Suami dari Virtinia Garcia (41), yang juga berprofesi sebagai seniman tari dan penulis puisi ini mengatakan, menggeluti dunia seni sudah sejak duduk di bangku Sekolah Menengah Atas (SMA), sekitar 1990-an.

"Kalau basic, dari SMA itu pelukis sampai sekarang saya masih melukis. Tapi karena suka dengan seni gerak tubuh pada tahun 1992 itu, saya membentuk kelompok seni teater Absurd," ujar Abah Deden di Studio Tato di Jalan Kutamaya, Sumedang Utara, Sumedang, Senin (25/6/2024) malam.

Abah Deden menuturkan, setelah terbentuk dan manggung beberapa kali di Sumedang, pada tahun yang sama, Teater Absurd diundang mentas di Pasar Seni Institut Teknologi Bandung (ITB).

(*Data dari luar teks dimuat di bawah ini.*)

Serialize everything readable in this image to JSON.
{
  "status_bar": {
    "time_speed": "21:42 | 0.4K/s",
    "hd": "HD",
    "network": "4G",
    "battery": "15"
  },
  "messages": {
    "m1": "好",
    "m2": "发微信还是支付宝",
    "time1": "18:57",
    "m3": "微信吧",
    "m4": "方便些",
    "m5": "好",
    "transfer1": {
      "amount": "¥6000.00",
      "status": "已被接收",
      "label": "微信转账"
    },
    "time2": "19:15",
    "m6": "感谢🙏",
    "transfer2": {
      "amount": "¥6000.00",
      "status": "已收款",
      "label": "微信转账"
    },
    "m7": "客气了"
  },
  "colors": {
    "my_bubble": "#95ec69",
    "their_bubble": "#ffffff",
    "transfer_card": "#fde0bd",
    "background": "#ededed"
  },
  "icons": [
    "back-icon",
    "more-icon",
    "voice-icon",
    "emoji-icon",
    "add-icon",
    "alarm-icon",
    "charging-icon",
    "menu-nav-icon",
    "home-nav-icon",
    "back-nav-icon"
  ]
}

"Penampilan di Pasar Seni ITB itu pula lah yang membuat Teater Absurd mulai dikenal luas. Dan tampil di panggung itu, kala itu, menjadi pengalaman termanis yang tak terlupakan sampai saat ini," tutur ayah dari Zaid Tsabit, dan Zaid Afraula ini.

Akan tetapi, seperti halnya seniman lainnya, berbagai tantangan harus dihadapi. Terutama, jika dilihat dari segi ekonomi, menjadi seniman sangat sulit untuk diandalkan.

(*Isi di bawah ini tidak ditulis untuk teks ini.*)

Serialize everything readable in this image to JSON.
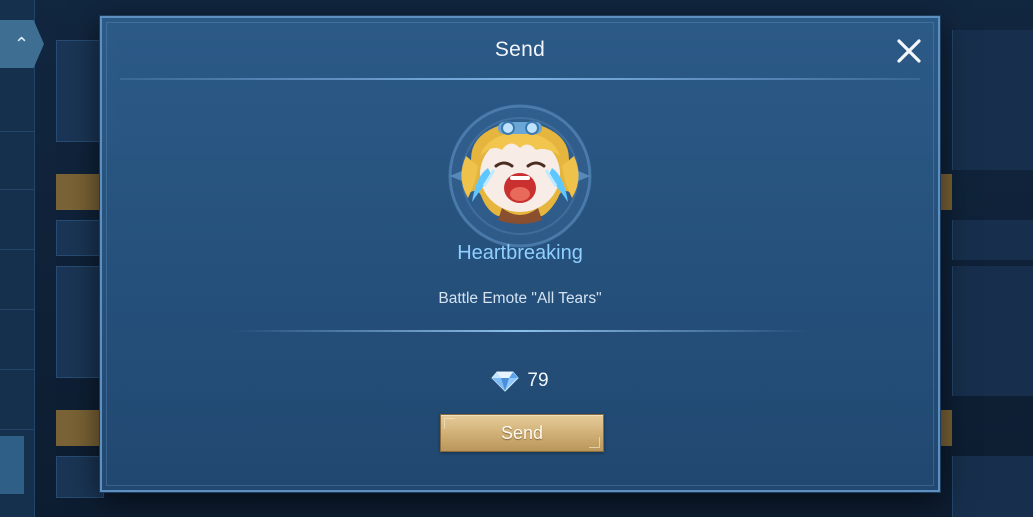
{
  "dialog": {
    "title": "Send",
    "item_name": "Heartbreaking",
    "item_description": "Battle Emote \"All Tears\"",
    "price": "79",
    "currency_icon": "diamond-icon",
    "send_label": "Send",
    "close_icon": "close-icon"
  },
  "colors": {
    "dialog_bg": "#2d5c8a",
    "item_name": "#8fd0ff",
    "send_button": "#d4b47a"
  }
}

"Saya pribadi menjadikannya sebagai profesi utama, meski sulit tapi selalu ada jalannya. Alhamdulillah, dari melukis dan seni teater ini saya bisa menghidupi istri dan dua anak," tutur Abah Deden.

Ditanya peran pemerintah terhadap seniman di Sumedang, Abah Deden mengaku hingga saat ini sangat minim.

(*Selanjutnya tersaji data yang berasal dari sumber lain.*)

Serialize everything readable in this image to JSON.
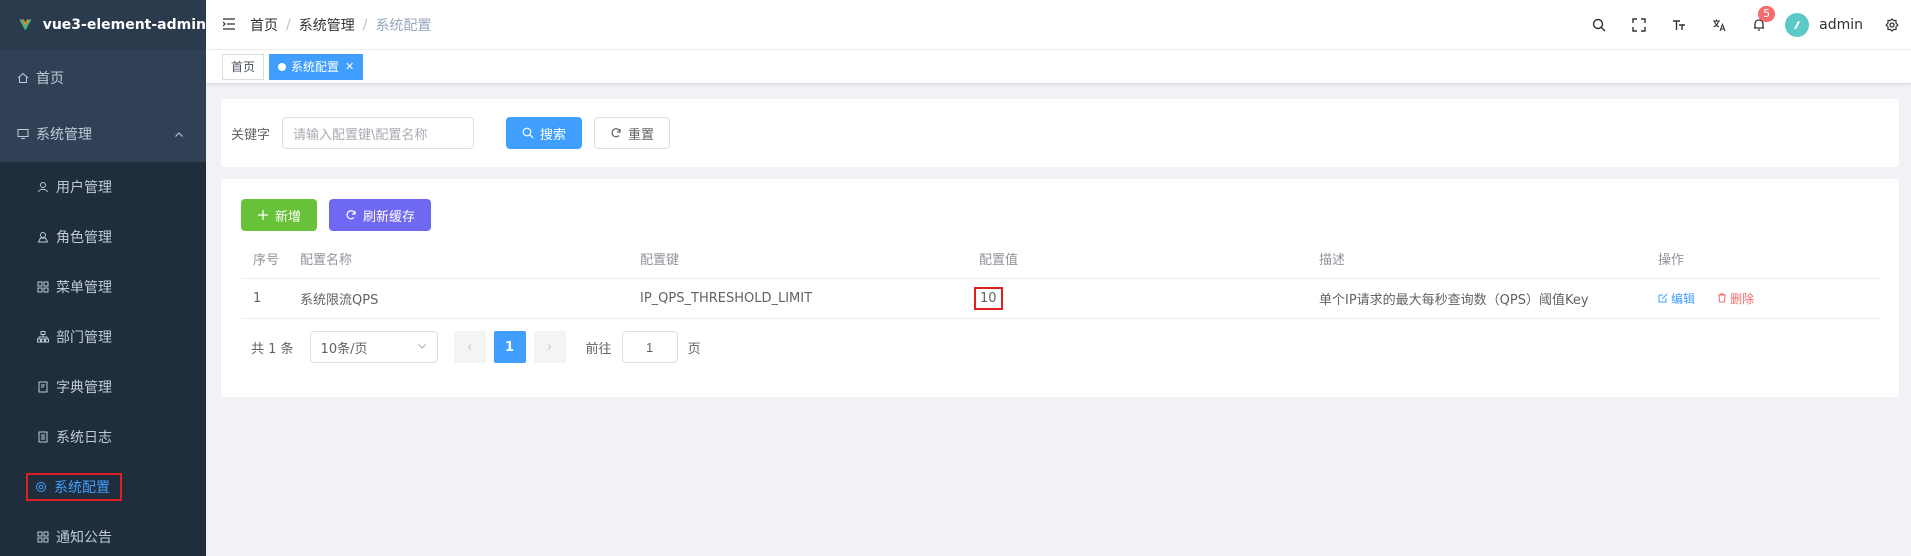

"Sampai saat ini, Sumedang tidak memiliki gedung kesenian yang bisa menjadi tempat bagi kami selaku seniman untuk bereksplorasi. Kalau pun ada, seperti Gedung Kesenian di Pacuan Kuda, Sumedang Utara, itu sangat tidak layak dan tidak bisa disebut sebagai tempat eksplorasi."

"Sehingga, harapan kami ke depan, pemerintah itu bisa memasilitasi tempat bagi kami untuk bereksplorasi. Tempat yang layaknya disebut Gedung Kesenian seperti halnya di Bandung, di Jakarta," tutur Abah Deden.

Selain masih belum memiliki Gedung Kesenian, apresiasi pemerintah terhadap seniman di Sumedang juga sejauh ini masih sangat minim.

"Kami para seniman di Sumedang itu justru seakan terpinggirkan. Seperti jika ada event kesenian, yang dilibatkan justru bukan kalangan seniman."

"Malah yang terjadi, pemerintah itu tiap ada event justru menciptakan senimannya sendiri (Seniman abal-abal). Jadi, seperti bikin toko di dalam toko, karena oknum pejabat yang biasanya ingin mengeruk untung dari event tersebut. Itu yang biasanya terjadi di Sumedang sampai saat ini, jadinya bisa dibilang tidak tepat sasaran," tutur Abah Deden.

"Ya bisa dibilang memang belum mendapatkan perhatian lebih dari pemerintah. Tapi, poinnya adalah, yang inginkan itu, pemerintah itu harusnya membiarkan kami bekerja berdasarkan institusi kami."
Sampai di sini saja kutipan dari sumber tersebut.